So the earthships are something else... That side of the Rio Grande does not have ground water. It doesn't have city water either. Those people get their water trucked in. The earthship design using water recycling - which is ... uh cool in theory, sometimes faulty in practice.
Northern NM has a pretty good amount of water relative to counterparts in CO or AZ. There's quite a few streams in the area. If you want a headscratcher, look at Colorado Springs. The Rio Grande is huge compared to Fountain creek, which you can walk across and not get wet with waterproof boots haha.
How deep? I see a desert with 4000ft of terrain to a barely flowing river?
They said Santa Fe gets between 4-15inches of rain per year.
It is a desert - how do these people get water for needs with all the habitation?
How does Albuquerque get enough water for all the people?
Wells, not sure of depth. They may occasionally take Rio grande water.

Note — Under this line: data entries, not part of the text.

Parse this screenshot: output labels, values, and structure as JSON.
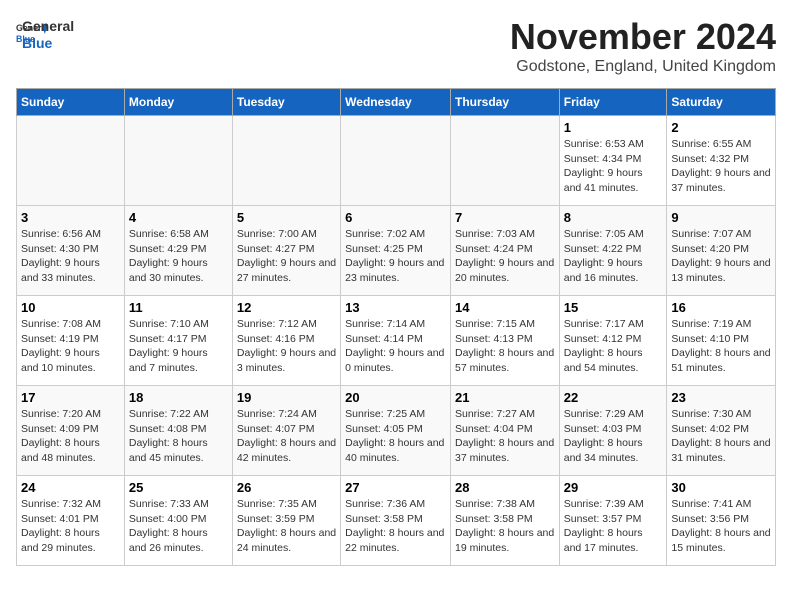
{
  "header": {
    "logo_line1": "General",
    "logo_line2": "Blue",
    "month": "November 2024",
    "location": "Godstone, England, United Kingdom"
  },
  "weekdays": [
    "Sunday",
    "Monday",
    "Tuesday",
    "Wednesday",
    "Thursday",
    "Friday",
    "Saturday"
  ],
  "weeks": [
    [
      {
        "day": "",
        "info": ""
      },
      {
        "day": "",
        "info": ""
      },
      {
        "day": "",
        "info": ""
      },
      {
        "day": "",
        "info": ""
      },
      {
        "day": "",
        "info": ""
      },
      {
        "day": "1",
        "info": "Sunrise: 6:53 AM\nSunset: 4:34 PM\nDaylight: 9 hours and 41 minutes."
      },
      {
        "day": "2",
        "info": "Sunrise: 6:55 AM\nSunset: 4:32 PM\nDaylight: 9 hours and 37 minutes."
      }
    ],
    [
      {
        "day": "3",
        "info": "Sunrise: 6:56 AM\nSunset: 4:30 PM\nDaylight: 9 hours and 33 minutes."
      },
      {
        "day": "4",
        "info": "Sunrise: 6:58 AM\nSunset: 4:29 PM\nDaylight: 9 hours and 30 minutes."
      },
      {
        "day": "5",
        "info": "Sunrise: 7:00 AM\nSunset: 4:27 PM\nDaylight: 9 hours and 27 minutes."
      },
      {
        "day": "6",
        "info": "Sunrise: 7:02 AM\nSunset: 4:25 PM\nDaylight: 9 hours and 23 minutes."
      },
      {
        "day": "7",
        "info": "Sunrise: 7:03 AM\nSunset: 4:24 PM\nDaylight: 9 hours and 20 minutes."
      },
      {
        "day": "8",
        "info": "Sunrise: 7:05 AM\nSunset: 4:22 PM\nDaylight: 9 hours and 16 minutes."
      },
      {
        "day": "9",
        "info": "Sunrise: 7:07 AM\nSunset: 4:20 PM\nDaylight: 9 hours and 13 minutes."
      }
    ],
    [
      {
        "day": "10",
        "info": "Sunrise: 7:08 AM\nSunset: 4:19 PM\nDaylight: 9 hours and 10 minutes."
      },
      {
        "day": "11",
        "info": "Sunrise: 7:10 AM\nSunset: 4:17 PM\nDaylight: 9 hours and 7 minutes."
      },
      {
        "day": "12",
        "info": "Sunrise: 7:12 AM\nSunset: 4:16 PM\nDaylight: 9 hours and 3 minutes."
      },
      {
        "day": "13",
        "info": "Sunrise: 7:14 AM\nSunset: 4:14 PM\nDaylight: 9 hours and 0 minutes."
      },
      {
        "day": "14",
        "info": "Sunrise: 7:15 AM\nSunset: 4:13 PM\nDaylight: 8 hours and 57 minutes."
      },
      {
        "day": "15",
        "info": "Sunrise: 7:17 AM\nSunset: 4:12 PM\nDaylight: 8 hours and 54 minutes."
      },
      {
        "day": "16",
        "info": "Sunrise: 7:19 AM\nSunset: 4:10 PM\nDaylight: 8 hours and 51 minutes."
      }
    ],
    [
      {
        "day": "17",
        "info": "Sunrise: 7:20 AM\nSunset: 4:09 PM\nDaylight: 8 hours and 48 minutes."
      },
      {
        "day": "18",
        "info": "Sunrise: 7:22 AM\nSunset: 4:08 PM\nDaylight: 8 hours and 45 minutes."
      },
      {
        "day": "19",
        "info": "Sunrise: 7:24 AM\nSunset: 4:07 PM\nDaylight: 8 hours and 42 minutes."
      },
      {
        "day": "20",
        "info": "Sunrise: 7:25 AM\nSunset: 4:05 PM\nDaylight: 8 hours and 40 minutes."
      },
      {
        "day": "21",
        "info": "Sunrise: 7:27 AM\nSunset: 4:04 PM\nDaylight: 8 hours and 37 minutes."
      },
      {
        "day": "22",
        "info": "Sunrise: 7:29 AM\nSunset: 4:03 PM\nDaylight: 8 hours and 34 minutes."
      },
      {
        "day": "23",
        "info": "Sunrise: 7:30 AM\nSunset: 4:02 PM\nDaylight: 8 hours and 31 minutes."
      }
    ],
    [
      {
        "day": "24",
        "info": "Sunrise: 7:32 AM\nSunset: 4:01 PM\nDaylight: 8 hours and 29 minutes."
      },
      {
        "day": "25",
        "info": "Sunrise: 7:33 AM\nSunset: 4:00 PM\nDaylight: 8 hours and 26 minutes."
      },
      {
        "day": "26",
        "info": "Sunrise: 7:35 AM\nSunset: 3:59 PM\nDaylight: 8 hours and 24 minutes."
      },
      {
        "day": "27",
        "info": "Sunrise: 7:36 AM\nSunset: 3:58 PM\nDaylight: 8 hours and 22 minutes."
      },
      {
        "day": "28",
        "info": "Sunrise: 7:38 AM\nSunset: 3:58 PM\nDaylight: 8 hours and 19 minutes."
      },
      {
        "day": "29",
        "info": "Sunrise: 7:39 AM\nSunset: 3:57 PM\nDaylight: 8 hours and 17 minutes."
      },
      {
        "day": "30",
        "info": "Sunrise: 7:41 AM\nSunset: 3:56 PM\nDaylight: 8 hours and 15 minutes."
      }
    ]
  ]
}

The coop that supplies my water has wells 300-350 feet deep. Some places go further. The village of Placitas still has an acequia system using spring water and runoff.

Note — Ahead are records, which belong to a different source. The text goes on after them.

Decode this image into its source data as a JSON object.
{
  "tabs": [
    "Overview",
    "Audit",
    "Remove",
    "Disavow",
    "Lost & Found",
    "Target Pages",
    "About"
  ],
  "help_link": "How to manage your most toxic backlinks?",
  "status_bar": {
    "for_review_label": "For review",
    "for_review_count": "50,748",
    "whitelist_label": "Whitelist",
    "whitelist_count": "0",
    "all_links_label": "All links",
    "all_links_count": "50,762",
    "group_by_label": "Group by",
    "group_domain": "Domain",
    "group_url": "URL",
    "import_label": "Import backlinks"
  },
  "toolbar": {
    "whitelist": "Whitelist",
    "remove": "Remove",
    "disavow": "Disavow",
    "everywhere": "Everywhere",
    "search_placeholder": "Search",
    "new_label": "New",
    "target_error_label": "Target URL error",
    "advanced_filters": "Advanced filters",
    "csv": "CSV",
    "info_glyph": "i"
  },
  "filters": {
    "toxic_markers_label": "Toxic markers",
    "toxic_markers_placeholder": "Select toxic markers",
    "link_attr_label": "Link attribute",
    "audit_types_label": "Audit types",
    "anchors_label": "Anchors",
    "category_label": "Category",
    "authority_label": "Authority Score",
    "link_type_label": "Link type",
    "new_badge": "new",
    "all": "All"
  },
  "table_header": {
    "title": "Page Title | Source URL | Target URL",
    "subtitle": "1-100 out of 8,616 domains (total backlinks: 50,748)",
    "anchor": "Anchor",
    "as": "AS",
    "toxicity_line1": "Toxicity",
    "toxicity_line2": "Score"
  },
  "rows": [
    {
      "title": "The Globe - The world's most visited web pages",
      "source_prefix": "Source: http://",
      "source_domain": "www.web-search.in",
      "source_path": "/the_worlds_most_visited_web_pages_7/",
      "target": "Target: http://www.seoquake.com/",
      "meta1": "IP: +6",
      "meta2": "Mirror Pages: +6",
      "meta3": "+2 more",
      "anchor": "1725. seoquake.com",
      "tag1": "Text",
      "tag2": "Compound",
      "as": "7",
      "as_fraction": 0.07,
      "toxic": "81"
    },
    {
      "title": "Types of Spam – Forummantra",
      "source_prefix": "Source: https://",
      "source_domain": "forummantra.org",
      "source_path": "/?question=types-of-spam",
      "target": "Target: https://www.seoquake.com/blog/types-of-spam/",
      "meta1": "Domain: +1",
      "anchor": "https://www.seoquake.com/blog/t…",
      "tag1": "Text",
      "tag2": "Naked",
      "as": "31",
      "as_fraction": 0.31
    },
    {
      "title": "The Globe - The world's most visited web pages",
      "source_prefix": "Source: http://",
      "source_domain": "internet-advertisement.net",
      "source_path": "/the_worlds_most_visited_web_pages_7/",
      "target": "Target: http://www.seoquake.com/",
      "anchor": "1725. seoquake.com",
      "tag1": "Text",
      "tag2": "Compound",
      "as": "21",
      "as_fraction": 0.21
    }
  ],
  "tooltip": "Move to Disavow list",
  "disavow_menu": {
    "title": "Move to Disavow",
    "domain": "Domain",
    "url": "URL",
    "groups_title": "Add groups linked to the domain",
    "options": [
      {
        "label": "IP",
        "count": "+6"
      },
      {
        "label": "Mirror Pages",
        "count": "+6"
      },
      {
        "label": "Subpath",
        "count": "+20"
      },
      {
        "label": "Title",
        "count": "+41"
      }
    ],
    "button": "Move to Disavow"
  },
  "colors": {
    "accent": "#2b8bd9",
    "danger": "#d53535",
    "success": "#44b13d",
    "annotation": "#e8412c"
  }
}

When I lived outside Detroit, we had a well only about 60 feet deep.
160 years ago this is what they used to get water to their homesteads and crop fields. It's an irrigation ditch next to where I lived for 2 years. Northern New Mexico.
Albuquerque sits on top of an aquifer, and gets its surface water from the Rio Grande. The water-supply is usually a combination of the two, but when the Rio Grande is running high in the spring, the municipal water comes from there, allowing the aquifer to replenish. After a banner year for snowmelt we are back in extreme drought conditions so we're relying on the aquifer. As the largest city in the state we have the most stable water-supply and have not had water restrictions like other cities such as Santa Fe and Las Vegas.
There are various reservoirs around the state which store surface water and supplement the supply.
Still, 80% of New Mexico's water goes to agriculture, the rest goes to municipal systems and other industries. When there are shortages, cuts are made to agricultural users. When you think of "all the people" in Albuquerque, they still use only a drop in the bucket compared to water-intensive agriculture.
160 years ago this is what they used to get water to their homesteads and crop fields. It's an irrigation ditch next to where I lived for 2 years. Northern New Mexico.
Interesting. No way could the wheels in the one in my photo be turned! There were actually 2 on the property but I don't have a photo of it (that I know of!) That one is much bigger than the one in the photo.